Chromosomal neo gene correction by AAV vectors, a, Map of the AAV vector genomes used. AAV-SNori is the parent vector containing a functional neo gene. AAV-SNO39 and AAV-SNO648 are identical to AAV-SNori but contain the nt-39 or nt-648 mutations (sequence differences shown), respectively. The locations of the AAV terminal repeats (TR), promoters with transcription start sites (arrows), neo gene, p15A replication origin, polyadenylation site (pA), SalI and fused BamHI-BglII restriction sites, and the probe used in Southern analysis are indicated. b, Southern blot of genomic DNA from untransduced HSNO39 cells and 11 G418-resistant clones of HSNO39 cells transduced with AAV-SNO648, digested with BamHI and probed for neo sequences. The sizes of fragments hybridizing to neo in the parental HSNO39 line are indicated on the left. The positions of size standards are shown on the right. c, Southern analysis as in a but digested with BamHI and SalI. The corrected 2.7-kb fragments are indicated.

Fig. 2

Targeting of the human HPRT locus by AAV vectors, a. Structure of the AAV vectors used and the human locus. The locations of the AAV terminal repeats (TR), exons 2 and 3 of the HPRTgene, Alu repeats O, P, Q and R, and the probe used in Southern analysis are shown.
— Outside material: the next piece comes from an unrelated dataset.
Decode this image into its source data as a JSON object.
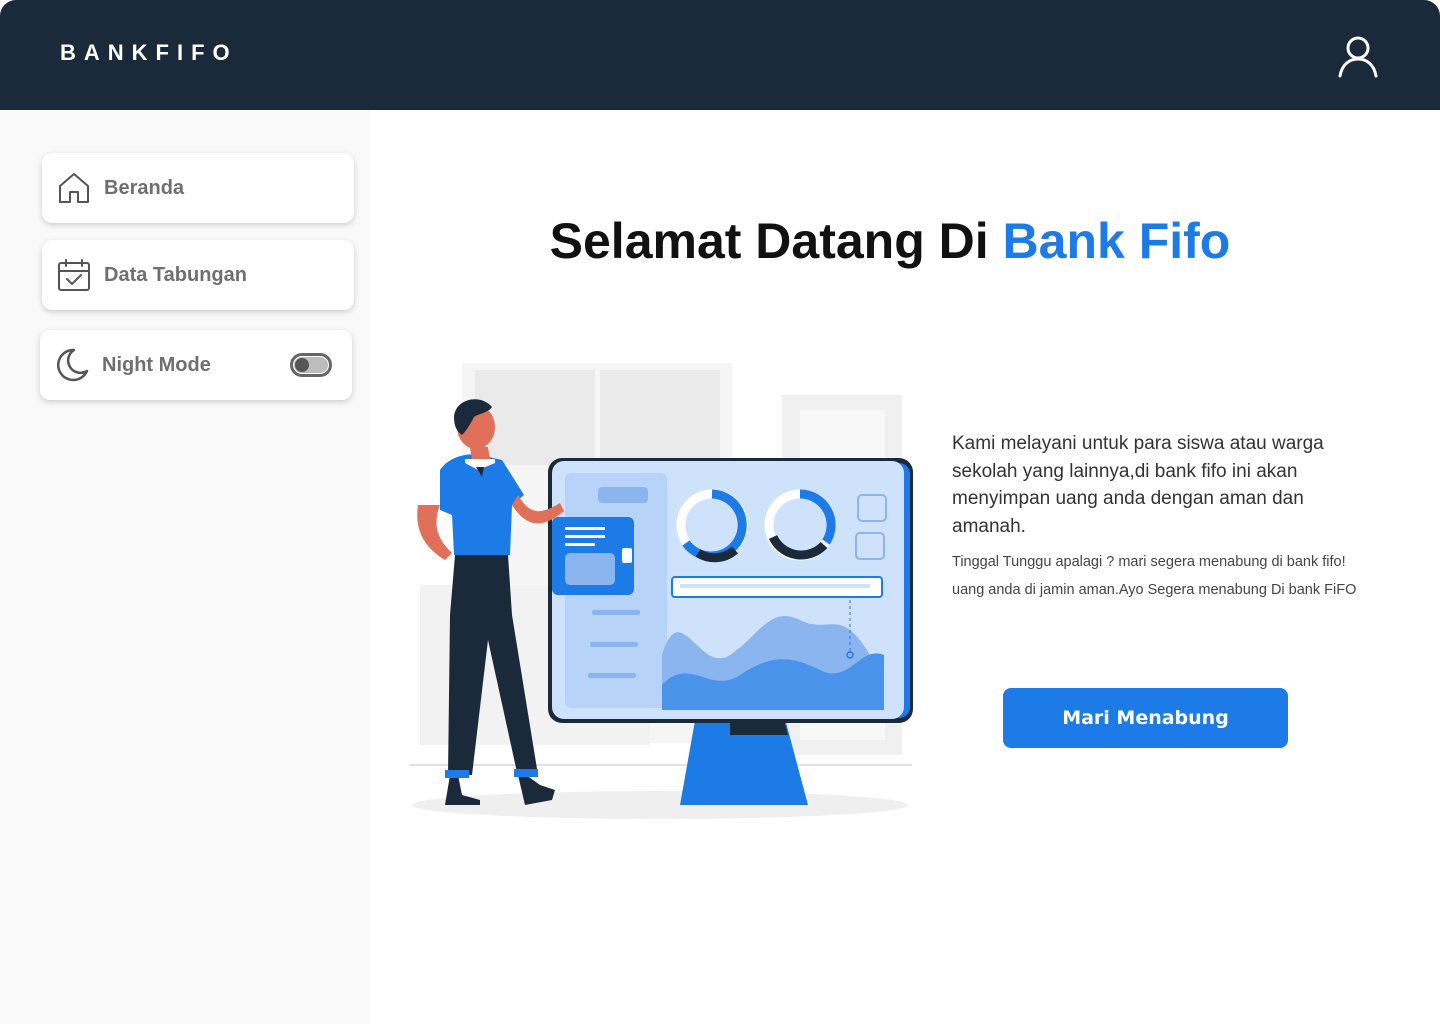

The sequence differences between the wild-type AAV-HPe2/3 and mutant AAV-HPe2/3X vectors are indicated. The positions of relevant restriction sites are depicted in the chromosomal locus. The AAV-HPe2/3X mutation introduces a PvuI or BspCI site, b, Southern blot of genomic DNA from HT-1080 cells and 13 6TG-resistant clones derived from HT-1080 cells transduced with AAV-HPe2/3X, digested with HindIII and probed for HPRT sequences. The positions of size standards are indicated on the right. c, Southern analysis of genomic DNA as in b, but digested with HindIII and PvuI. The mark at 2.2 kb indicates the position of fragments containing the predicted HPRT modification. d. Southern blot of genomic DNA from MHF2 normal fibroblast clones digested with HindIII or HindIII plus BspCI and probed as in b. Two untransduced (MHF2-A and MHF2-B) and four 6TG-resistant clones transduced by AAV-HPe2/3X were analysed.

Fig. 3

Gene targeting is dependent on vector dose. HSNO39 (filled circles) or MHF2 (open squares) cells were infected with AAV-SNO648 and AAV-HPe2/3X, respectively at the indicated MOI (vector genomes per cell), and the percentage of cells with modified neo or HPRT genes was determined (as in Tables 1 and 2). The results of several experiments are combined with each symbol representing a single result.

Fig. 4

Gene targeting by transduction and transfection. HSNO39 cells were either transduced with the AAV-SNO648 vector at a MOI of 4 × 10⁵ vector genomes per cell or transfected with pASNO648 or pASNori2 plasmids, and the fraction of G418-resistant CFU was determined. Transfections were performed by plating 4 × 10⁶ cells per 15-cm dish on day 1, changing the media and transfecting with 20 µg of the indicated plasmid as a calcium-phosphate precipitate on day 2, treating with trypsin and replating dilutions of cells on day 3, and selecting with G418 on day 4 (as in the transduction experiments). pASNO648 was linearized by digestion with SacII before transfection. Mean values with standard errors are plotted.